A lipogranuloma of the female breast is a relatively rare condition. Lipogranulomas are nonallergic foreign body reactions typically found in areas where lipid material has been injected either traumatically or for a specific purpose.2
Several types of lipogranulomas have been reported to develop after injection of lipid substances for cosmetic purposes and after trauma or specific therapy.1,2,6,7
In the breast, this type of soft tissue reaction has been reported. Lipogranulomas can develop after release of a silicone gel from breast implants and after phenothiazine therapy.2,8
Our patient had undergone oriental medicine alternative therapy called "Bu-Hwang" to reduce pain and bruising. "Bu-Hwang" is a traditional oriental alternative medicine therapy and is performed by puncturing the skin and depleting the blood by giving strong negative pressure using a Bu-Hwang cup. According to the tradition, it is considered to facilitate gas exchange for achievement of blood purification. We think that this procedure can draw parenchymal soft tissue or fat tissue into the subcutaneous level. A lipogranuloma is known as iatrogenically caused inflammatory change that occurs mostly in the penis and scrotum of a young adult male.1
Our patient denied having a history of exogenous foreign body injection or topical use of drugs. In this case, we suspect that the lipogranuloma originated from endogenous fat degeneration by the strong negative pressure that pulled the parenchymal fat into the subcutaneous layer. It is known that trauma is related directly to or by an allergic mechanism for the development of a lipogranuloma.6
It seems that "Bu-Hwang" can occasionally be a type of traumatic process.

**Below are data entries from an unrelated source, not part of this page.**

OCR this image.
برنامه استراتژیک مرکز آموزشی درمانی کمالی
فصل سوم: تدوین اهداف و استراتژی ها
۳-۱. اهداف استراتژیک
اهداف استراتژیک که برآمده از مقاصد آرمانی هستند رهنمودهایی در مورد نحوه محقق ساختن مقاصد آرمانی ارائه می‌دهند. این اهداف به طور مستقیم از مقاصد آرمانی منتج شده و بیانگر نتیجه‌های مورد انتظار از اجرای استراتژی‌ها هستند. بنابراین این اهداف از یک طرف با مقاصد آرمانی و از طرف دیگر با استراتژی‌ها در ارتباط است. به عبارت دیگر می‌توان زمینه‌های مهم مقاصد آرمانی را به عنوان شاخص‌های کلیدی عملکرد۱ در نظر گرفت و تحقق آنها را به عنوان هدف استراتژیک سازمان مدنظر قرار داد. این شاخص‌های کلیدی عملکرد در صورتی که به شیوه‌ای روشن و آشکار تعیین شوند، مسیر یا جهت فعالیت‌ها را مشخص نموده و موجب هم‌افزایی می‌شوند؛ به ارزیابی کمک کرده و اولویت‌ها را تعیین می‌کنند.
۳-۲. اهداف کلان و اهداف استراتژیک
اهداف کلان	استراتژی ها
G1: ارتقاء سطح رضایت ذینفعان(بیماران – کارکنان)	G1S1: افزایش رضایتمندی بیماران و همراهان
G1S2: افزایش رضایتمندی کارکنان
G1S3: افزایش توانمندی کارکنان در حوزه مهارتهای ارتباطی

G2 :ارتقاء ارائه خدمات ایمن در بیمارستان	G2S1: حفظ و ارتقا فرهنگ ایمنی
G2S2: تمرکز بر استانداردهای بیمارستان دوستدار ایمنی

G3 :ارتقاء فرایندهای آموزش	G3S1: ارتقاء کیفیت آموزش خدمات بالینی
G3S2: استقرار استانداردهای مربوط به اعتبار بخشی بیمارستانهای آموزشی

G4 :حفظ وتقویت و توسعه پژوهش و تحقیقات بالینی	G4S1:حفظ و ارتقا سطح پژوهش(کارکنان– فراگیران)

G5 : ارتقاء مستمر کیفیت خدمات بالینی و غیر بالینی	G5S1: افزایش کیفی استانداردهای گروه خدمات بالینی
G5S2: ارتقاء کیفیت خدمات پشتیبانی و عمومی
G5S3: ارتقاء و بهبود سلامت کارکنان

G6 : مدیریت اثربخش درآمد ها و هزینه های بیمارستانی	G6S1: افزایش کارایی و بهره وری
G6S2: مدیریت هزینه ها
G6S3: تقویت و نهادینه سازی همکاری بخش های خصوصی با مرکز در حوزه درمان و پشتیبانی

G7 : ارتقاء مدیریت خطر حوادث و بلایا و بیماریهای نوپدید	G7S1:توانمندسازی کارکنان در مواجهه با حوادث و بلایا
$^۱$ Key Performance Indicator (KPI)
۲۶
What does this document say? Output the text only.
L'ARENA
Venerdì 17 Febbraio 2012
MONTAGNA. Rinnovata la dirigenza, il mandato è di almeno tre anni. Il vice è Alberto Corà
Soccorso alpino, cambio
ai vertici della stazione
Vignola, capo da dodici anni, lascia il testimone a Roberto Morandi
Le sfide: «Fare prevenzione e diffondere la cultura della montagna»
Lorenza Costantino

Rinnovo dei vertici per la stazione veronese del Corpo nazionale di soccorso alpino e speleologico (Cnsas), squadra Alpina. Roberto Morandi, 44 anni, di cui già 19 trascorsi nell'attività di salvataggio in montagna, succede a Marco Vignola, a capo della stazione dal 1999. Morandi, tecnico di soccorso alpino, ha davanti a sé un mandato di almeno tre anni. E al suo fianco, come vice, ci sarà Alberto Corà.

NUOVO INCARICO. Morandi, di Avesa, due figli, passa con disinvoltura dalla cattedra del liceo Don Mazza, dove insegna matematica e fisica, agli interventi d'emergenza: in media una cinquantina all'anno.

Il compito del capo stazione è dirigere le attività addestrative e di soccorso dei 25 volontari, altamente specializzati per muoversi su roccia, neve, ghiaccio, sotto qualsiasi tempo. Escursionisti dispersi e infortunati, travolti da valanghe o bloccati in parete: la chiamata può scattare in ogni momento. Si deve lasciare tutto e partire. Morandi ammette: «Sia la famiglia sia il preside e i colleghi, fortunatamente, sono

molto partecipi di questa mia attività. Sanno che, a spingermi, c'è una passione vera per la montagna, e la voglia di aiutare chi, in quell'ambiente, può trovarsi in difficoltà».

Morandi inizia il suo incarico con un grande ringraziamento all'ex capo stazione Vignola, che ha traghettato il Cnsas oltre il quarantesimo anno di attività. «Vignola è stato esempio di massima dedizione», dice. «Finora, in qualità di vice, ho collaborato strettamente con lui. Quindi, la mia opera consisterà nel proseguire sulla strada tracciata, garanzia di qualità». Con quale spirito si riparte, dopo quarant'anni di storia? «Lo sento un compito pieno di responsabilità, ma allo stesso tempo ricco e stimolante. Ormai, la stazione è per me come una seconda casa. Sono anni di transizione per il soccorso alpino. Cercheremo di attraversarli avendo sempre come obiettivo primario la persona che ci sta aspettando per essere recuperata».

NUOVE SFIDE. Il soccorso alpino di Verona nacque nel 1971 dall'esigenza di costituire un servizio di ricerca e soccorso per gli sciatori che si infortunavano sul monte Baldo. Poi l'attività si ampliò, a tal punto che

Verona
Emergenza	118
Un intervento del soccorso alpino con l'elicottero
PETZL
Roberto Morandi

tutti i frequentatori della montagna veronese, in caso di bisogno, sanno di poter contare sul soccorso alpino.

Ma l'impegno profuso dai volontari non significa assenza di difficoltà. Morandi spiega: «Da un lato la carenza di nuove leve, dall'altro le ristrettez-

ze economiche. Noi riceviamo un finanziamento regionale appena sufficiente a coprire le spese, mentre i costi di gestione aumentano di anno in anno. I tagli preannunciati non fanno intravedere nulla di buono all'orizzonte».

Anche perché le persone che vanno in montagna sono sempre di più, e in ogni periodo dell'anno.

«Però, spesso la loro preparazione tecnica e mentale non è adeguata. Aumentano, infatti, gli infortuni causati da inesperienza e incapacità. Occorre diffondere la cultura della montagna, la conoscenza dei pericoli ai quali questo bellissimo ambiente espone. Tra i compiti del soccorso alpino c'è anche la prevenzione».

In our case, the final pathological diagnosis was related to osseous metaplasia. The terms "osseous metaplasia" or "heterotopic bone formation" are used to express bone formation in abnormal locations.4
Osseous metaplasia may develop after trauma, or with a post-traumatic hematoma and soft-tissue tumors, especially slow growing tumors treated with radiation.3
Several cases of osseous metaplasia have been reported that were related to conditions, including tubular adenoma of the colon, diffuse large B-cell lymphoma and amyloid-producing dyscrasia.5,9
Few studies have reported benign breast lesions that were seen as osseous metaplasia.10
It is generally agreed that bone in breast tissue occurs in a variety of mammary lesions and may have more than one mechanism of formation.3
Mammography of nonneoplastic osseous metaplasia of the breast has been reported only once, depicting extensive focal ossification of both breasts in association with chronic nonspecific mastitis.10
Imaging findings of osseous metaplasia for a neoplasm depend on the nature of the underlying neoplasm. In the case of a fibroadenoma or cystsarcoma phylloides, mammography and sonography demonstrate a well-defined, oval lesion with coarse calcification.3
Our case also showed well-defined dense ossification, however, the bizarre shape in this case might have been produced by artificial external pressure due to the "Bu-Hwang" procedure. It is difficult to determine if osseous metaplasia developed from a tumorous condition such as a lipogranuloma or originated from a traumatic process. The suggested mechanism for the origin of osseous metaplasia remains obscure. In this case, post-traumatic fat degeneration after "Bu-Hwang" oriental medicine alternative therapy caused the formation of the lipogranuloma and osseous metaplasia. To the our knowledge, this is the first report of a lipogranuloma with osseous metaplasia on the breast.